Q: I live in a planned community in South Carolina that has deed restrictions. The restrictive covenants say nothing about homeowners’ association (HOA) assessments, and have no provisions that allow for the restrictions to be amended. Is it legal for my homeowners’ association to amend the covenants to impose mandatory HOA assessments or fines on all the owners?
A: South Carolina is very different than North Carolina with regard to laws governing planned communities and HOAs. While North Carolina has a body of law for planned communities known as the North Carolina Planned Community Act (Chapter 47F), South Carolina does not. There are statutes that address condominiums (known as “horizontal property regimes” in South Carolina), but none that deal with single-family or townhome communities. Because of this lack of applicable legislation in South Carolina, the governing documents for an HOA—typically, a declaration of restrictive covenants, along with the HOA’s bylaws and articles of incorporation—control the rights and obligations of the HOA and the owners. If the documents are silent on a matter, such as the authority to levy fines or assessments, it is not permissible for an HOA to fine owners for covenant violations or levy assessments in the absence of an amendment to the restrictions that grants the HOA that authority. If the restrictive covenants do not contain a specific procedure for amending (in those that do, typically between 67 and 90 percent owner approval is required), any amendment will require the approval of 100 percent of the owners to be enforceable. Furthermore, if a homeowner brings a judicial challenge to an amendment, courts sometimes do not look kindly on amendments that add new provisions that were not in the original restrictions.

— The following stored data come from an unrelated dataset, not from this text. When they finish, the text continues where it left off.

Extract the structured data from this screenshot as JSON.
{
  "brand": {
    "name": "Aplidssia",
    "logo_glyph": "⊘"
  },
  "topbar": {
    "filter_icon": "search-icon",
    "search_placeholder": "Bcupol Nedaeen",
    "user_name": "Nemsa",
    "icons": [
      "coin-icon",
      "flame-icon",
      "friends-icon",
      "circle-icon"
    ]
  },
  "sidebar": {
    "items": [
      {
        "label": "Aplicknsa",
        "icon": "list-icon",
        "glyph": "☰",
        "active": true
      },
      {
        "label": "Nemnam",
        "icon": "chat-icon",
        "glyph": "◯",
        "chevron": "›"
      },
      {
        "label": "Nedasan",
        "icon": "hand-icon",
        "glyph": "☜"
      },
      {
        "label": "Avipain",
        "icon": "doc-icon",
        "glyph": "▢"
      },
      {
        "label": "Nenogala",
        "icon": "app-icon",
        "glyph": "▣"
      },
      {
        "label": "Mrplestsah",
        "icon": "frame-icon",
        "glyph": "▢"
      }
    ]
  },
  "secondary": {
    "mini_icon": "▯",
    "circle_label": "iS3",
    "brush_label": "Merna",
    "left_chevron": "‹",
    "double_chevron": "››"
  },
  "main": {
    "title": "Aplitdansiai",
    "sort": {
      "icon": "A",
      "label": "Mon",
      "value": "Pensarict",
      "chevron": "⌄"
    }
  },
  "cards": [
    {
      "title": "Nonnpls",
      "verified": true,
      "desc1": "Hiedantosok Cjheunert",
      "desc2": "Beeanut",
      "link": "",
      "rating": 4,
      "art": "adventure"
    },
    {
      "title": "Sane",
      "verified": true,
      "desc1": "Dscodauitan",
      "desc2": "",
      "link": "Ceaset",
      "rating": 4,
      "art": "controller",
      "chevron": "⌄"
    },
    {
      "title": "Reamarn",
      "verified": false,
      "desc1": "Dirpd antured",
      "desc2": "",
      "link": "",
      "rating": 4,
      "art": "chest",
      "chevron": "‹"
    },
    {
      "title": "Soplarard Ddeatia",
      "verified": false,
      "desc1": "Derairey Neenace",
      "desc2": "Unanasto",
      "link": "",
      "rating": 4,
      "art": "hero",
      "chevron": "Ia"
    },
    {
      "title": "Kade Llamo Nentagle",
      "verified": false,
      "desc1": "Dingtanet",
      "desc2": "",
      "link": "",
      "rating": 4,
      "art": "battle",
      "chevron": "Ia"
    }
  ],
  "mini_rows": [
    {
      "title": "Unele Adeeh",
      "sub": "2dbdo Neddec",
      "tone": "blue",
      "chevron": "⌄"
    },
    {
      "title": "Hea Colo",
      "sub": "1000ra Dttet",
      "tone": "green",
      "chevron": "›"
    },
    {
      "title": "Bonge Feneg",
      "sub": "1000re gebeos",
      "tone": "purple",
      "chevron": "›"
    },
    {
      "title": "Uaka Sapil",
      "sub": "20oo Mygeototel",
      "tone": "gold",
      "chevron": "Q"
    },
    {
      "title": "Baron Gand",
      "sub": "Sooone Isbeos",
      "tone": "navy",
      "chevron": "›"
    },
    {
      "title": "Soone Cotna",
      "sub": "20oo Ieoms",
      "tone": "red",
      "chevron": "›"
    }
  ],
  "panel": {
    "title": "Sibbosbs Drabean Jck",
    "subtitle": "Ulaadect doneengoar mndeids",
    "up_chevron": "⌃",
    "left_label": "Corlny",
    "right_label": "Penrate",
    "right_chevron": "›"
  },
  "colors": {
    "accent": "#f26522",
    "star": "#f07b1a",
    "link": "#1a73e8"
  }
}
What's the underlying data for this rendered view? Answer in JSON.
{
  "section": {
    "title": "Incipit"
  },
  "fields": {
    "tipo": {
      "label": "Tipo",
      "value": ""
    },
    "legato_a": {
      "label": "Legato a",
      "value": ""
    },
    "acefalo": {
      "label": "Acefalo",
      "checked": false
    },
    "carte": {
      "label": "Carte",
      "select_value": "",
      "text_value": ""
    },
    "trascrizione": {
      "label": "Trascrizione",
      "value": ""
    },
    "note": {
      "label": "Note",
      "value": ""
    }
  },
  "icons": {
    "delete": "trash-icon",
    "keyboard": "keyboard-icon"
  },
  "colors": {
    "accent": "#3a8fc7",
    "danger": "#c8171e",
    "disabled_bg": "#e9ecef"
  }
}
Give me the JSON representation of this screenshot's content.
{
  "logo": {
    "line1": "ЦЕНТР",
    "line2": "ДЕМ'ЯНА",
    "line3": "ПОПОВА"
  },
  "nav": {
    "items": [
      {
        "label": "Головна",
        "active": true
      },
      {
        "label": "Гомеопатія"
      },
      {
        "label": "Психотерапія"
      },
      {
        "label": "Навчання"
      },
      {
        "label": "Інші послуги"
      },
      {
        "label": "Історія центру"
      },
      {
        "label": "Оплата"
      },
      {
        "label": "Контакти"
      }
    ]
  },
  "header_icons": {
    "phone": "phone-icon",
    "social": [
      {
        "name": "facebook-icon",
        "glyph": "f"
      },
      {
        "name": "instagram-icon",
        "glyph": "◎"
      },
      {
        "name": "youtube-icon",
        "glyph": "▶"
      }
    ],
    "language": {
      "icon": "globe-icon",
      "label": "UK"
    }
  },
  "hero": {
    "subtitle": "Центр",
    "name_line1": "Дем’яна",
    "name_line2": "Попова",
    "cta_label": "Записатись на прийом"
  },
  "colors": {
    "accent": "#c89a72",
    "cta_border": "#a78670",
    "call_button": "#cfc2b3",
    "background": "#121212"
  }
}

For the past few years, the South Carolina legislature has considered enacting planned-community legislation similar to what exists in North Carolina, but thus far no bills have been passed. Having some legislation would, I believe, bring clarity and guidance to issues that often aren’t addressed in a community’s governing documents. Until the South Carolina legislature adopts a planned-community act, however, the community’s governing documents will be the primary source of authority.